Também consta na denúncia do MPE que Zaqueu, Barros e Corrêa falsificaram documentos para obter autorização de quebras de sigilo telefônico pela Justiça.
No caso em questão, a inserção ilegal ocorreu em uma investigação que tramita na Comarca de Cáceres (225 km a Oeste de Cuiabá), envolvendo policiais que estariam colaborando com traficantes da região.
Segundo o chefe do Ministério Público Estadual (MPE), a fraude praticada por Zaque e Correa teria induzido o promotor e o juiz da região a erro, uma vez que acreditaram que números inseridos ilegalmente pertenciam aos alvos da investigação.
Mauro Curvo afirmou que os crimes, cometidos mais de sete vezes, foram provados por meio de relatórios técnicos e depoimentos colhidos na investigação.

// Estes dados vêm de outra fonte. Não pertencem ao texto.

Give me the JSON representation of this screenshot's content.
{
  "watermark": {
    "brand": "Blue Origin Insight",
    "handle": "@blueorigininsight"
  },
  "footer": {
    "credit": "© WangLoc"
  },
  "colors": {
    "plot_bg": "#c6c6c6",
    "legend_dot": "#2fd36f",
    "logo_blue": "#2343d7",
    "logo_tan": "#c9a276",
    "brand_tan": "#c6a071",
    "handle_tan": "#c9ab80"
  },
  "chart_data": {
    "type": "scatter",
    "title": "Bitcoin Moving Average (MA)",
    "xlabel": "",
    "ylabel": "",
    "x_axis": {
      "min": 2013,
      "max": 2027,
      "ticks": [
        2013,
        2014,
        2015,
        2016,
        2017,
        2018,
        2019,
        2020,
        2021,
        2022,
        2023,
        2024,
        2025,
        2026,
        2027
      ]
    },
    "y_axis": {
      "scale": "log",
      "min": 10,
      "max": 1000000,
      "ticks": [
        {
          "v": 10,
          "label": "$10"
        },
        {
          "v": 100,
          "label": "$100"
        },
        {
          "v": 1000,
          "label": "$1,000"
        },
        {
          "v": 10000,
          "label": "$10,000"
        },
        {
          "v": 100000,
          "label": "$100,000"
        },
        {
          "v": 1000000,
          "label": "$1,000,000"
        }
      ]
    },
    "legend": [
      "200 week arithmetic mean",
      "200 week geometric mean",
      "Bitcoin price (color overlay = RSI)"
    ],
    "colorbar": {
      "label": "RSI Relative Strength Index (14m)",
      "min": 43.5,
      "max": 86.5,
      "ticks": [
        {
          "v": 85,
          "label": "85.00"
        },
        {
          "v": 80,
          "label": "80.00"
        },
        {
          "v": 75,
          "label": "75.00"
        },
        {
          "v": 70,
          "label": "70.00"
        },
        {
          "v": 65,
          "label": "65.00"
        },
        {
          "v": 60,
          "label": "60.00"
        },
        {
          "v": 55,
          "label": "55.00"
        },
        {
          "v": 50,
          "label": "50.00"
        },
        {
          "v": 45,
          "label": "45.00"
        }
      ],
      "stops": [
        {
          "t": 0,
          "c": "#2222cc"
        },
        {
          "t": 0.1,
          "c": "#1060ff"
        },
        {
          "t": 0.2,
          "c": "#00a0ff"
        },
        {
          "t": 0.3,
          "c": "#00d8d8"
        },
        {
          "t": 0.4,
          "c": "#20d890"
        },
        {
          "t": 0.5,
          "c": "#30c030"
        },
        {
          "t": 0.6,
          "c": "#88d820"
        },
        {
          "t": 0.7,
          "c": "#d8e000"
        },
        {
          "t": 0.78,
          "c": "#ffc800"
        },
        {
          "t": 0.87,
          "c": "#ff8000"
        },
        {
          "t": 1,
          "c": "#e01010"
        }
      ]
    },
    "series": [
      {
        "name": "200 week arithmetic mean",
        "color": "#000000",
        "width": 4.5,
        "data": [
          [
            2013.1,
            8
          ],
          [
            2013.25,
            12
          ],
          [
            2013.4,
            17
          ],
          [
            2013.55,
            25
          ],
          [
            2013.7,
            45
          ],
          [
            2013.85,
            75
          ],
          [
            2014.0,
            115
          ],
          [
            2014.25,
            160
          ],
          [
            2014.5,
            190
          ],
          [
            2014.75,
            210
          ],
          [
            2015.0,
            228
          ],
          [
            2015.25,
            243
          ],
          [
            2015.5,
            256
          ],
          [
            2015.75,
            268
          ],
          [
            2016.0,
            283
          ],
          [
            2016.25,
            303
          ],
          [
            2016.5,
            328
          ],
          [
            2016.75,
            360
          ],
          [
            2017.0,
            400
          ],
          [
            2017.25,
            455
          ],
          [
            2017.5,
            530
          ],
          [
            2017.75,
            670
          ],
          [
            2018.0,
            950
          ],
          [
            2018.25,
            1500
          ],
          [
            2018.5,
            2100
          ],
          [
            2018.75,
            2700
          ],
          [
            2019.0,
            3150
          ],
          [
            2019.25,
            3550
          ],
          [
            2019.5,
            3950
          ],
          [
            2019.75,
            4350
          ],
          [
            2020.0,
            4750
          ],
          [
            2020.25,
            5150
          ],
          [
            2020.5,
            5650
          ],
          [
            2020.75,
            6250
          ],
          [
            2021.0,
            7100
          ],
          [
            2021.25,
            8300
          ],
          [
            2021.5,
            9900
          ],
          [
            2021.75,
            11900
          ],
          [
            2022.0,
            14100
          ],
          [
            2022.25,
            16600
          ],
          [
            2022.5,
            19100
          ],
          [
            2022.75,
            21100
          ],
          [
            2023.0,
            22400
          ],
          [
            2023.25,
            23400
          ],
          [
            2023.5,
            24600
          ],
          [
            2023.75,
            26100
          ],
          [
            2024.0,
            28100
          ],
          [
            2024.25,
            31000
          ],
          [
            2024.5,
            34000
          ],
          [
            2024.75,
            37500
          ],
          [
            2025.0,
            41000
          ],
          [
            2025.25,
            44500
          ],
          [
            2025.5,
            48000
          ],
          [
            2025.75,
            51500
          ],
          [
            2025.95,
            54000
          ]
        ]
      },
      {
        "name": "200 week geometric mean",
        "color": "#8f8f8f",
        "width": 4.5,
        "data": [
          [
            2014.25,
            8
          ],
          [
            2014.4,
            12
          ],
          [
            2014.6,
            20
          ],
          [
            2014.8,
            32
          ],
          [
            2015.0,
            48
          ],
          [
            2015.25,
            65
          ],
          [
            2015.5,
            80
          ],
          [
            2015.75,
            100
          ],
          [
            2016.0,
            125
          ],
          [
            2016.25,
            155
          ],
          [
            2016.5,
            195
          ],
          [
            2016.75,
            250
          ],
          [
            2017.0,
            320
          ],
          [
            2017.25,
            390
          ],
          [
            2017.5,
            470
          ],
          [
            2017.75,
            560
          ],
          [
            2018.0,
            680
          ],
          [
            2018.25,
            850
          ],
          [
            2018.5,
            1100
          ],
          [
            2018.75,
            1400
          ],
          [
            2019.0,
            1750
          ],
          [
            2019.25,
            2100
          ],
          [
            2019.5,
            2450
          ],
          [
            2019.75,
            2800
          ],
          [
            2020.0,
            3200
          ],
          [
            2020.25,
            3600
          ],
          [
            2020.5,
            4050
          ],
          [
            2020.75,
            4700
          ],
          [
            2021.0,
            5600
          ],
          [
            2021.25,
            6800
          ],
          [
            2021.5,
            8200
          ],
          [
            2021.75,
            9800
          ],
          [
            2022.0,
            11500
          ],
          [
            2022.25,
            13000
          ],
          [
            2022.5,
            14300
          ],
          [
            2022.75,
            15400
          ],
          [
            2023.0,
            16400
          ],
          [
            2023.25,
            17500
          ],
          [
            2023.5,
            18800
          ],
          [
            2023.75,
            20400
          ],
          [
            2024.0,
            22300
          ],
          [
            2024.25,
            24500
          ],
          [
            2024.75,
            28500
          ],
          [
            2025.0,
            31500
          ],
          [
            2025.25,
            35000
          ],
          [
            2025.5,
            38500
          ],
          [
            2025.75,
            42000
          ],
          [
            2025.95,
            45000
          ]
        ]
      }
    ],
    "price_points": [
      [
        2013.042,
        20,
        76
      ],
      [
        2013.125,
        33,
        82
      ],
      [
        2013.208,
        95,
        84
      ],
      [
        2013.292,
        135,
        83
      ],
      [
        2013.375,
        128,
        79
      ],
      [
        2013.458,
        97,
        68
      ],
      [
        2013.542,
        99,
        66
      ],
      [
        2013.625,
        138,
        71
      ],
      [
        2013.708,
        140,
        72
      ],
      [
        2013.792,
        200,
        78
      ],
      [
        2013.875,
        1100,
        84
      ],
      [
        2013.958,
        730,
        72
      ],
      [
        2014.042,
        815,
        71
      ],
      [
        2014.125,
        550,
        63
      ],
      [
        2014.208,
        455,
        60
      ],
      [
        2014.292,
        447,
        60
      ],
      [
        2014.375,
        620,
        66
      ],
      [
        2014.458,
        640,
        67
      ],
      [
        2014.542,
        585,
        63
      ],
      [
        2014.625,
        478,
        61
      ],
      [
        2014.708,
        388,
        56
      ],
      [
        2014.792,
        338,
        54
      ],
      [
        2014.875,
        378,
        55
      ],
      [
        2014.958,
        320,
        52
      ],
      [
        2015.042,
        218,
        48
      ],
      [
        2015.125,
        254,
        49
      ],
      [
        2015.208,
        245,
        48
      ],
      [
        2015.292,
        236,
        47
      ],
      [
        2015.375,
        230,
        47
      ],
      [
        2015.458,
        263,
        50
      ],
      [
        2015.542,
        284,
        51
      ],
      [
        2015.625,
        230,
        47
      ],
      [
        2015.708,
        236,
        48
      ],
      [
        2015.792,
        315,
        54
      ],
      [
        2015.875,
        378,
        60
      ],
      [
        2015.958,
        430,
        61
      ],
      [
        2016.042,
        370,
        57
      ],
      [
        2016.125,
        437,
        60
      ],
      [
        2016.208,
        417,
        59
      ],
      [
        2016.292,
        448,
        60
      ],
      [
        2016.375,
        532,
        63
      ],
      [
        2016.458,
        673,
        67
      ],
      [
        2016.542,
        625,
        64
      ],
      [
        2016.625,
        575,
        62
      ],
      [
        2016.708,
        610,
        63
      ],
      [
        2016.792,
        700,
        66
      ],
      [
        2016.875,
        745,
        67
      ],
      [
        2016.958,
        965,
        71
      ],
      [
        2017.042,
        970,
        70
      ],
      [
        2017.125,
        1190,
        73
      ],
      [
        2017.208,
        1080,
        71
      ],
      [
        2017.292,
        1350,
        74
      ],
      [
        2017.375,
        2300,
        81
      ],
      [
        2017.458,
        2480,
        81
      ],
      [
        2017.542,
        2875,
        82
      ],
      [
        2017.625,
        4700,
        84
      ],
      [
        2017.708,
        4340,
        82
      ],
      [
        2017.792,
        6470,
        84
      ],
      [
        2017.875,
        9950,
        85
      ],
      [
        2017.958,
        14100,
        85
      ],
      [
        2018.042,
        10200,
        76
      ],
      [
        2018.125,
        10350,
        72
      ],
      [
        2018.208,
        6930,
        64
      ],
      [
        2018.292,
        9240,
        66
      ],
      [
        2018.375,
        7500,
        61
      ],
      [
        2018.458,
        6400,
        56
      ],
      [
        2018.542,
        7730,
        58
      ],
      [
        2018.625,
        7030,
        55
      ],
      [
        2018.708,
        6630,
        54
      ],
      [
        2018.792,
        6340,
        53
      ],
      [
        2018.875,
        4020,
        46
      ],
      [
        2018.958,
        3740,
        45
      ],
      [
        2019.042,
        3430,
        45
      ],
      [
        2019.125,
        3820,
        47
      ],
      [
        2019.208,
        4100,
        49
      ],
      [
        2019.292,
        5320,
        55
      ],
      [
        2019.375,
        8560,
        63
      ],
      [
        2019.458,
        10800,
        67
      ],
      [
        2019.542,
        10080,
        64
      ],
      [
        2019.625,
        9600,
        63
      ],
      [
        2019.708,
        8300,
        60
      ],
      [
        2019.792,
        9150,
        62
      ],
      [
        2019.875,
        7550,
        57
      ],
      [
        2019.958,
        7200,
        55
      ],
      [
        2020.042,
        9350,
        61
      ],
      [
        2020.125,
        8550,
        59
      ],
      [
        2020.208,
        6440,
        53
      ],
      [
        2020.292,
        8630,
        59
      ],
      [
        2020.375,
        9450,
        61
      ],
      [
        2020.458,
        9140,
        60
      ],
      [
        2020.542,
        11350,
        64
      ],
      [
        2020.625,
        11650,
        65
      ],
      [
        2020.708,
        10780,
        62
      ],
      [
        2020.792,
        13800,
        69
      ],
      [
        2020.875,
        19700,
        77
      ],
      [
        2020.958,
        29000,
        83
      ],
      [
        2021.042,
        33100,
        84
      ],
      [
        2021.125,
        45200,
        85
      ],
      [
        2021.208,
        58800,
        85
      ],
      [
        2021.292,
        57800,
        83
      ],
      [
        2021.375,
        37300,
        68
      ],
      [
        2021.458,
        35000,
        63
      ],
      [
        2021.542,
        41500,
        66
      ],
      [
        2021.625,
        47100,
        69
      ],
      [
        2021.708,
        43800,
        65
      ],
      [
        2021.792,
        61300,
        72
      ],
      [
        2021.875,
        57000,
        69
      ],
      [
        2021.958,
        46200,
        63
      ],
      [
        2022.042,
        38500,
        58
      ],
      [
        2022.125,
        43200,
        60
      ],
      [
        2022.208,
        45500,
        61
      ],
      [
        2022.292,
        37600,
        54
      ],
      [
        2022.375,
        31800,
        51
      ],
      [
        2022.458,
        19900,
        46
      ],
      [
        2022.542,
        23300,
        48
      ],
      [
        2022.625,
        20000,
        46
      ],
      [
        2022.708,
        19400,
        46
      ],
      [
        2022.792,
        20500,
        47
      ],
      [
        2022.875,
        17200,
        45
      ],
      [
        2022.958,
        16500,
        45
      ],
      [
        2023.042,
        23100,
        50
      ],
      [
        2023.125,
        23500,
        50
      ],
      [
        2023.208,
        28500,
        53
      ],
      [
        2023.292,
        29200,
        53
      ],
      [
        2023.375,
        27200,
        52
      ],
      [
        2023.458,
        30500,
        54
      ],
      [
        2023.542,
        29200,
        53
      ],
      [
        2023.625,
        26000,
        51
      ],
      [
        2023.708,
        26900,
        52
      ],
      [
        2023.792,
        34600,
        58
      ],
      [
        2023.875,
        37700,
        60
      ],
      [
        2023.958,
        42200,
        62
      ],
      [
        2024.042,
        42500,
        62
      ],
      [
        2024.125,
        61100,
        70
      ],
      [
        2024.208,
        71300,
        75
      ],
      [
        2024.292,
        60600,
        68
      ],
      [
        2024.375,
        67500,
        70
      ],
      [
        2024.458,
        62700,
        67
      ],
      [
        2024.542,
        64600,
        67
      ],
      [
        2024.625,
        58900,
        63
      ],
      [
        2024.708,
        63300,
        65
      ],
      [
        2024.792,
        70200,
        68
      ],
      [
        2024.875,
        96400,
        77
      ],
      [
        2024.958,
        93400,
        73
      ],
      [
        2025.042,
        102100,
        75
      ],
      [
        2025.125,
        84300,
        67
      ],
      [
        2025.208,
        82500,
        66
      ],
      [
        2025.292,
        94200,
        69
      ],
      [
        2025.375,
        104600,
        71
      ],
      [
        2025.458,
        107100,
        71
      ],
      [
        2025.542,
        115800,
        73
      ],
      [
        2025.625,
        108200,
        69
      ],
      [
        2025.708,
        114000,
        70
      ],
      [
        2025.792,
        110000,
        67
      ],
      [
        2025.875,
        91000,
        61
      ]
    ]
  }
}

O MPE afirmou que o Núcleo de Inteligência que operava as escutas ilegais foi criado pelo coronelr Zaqueu Barbosa, em agosto de 2014, de forma ilegal, “para satisfazer interesse ou sentimento pessoal”.
Segundo Curvo, da criação do núcleo até dezembro de 2015, Zaque, Ronelson e Corrêa se uniram para falsificar documentos, com o objetivo de conseguir fazer as escutas clandestinas, “atentando contra a Administração e o Serviço Militar”.
Além disso, Mauro Curvo explicou que o núcleo precisaria ter sua criação homologada por parecer da Diretoria da Agência Central de Inteligência (DACI), para que ficasse subordinado às companhias de Polícia Militar, o que não ocorreu.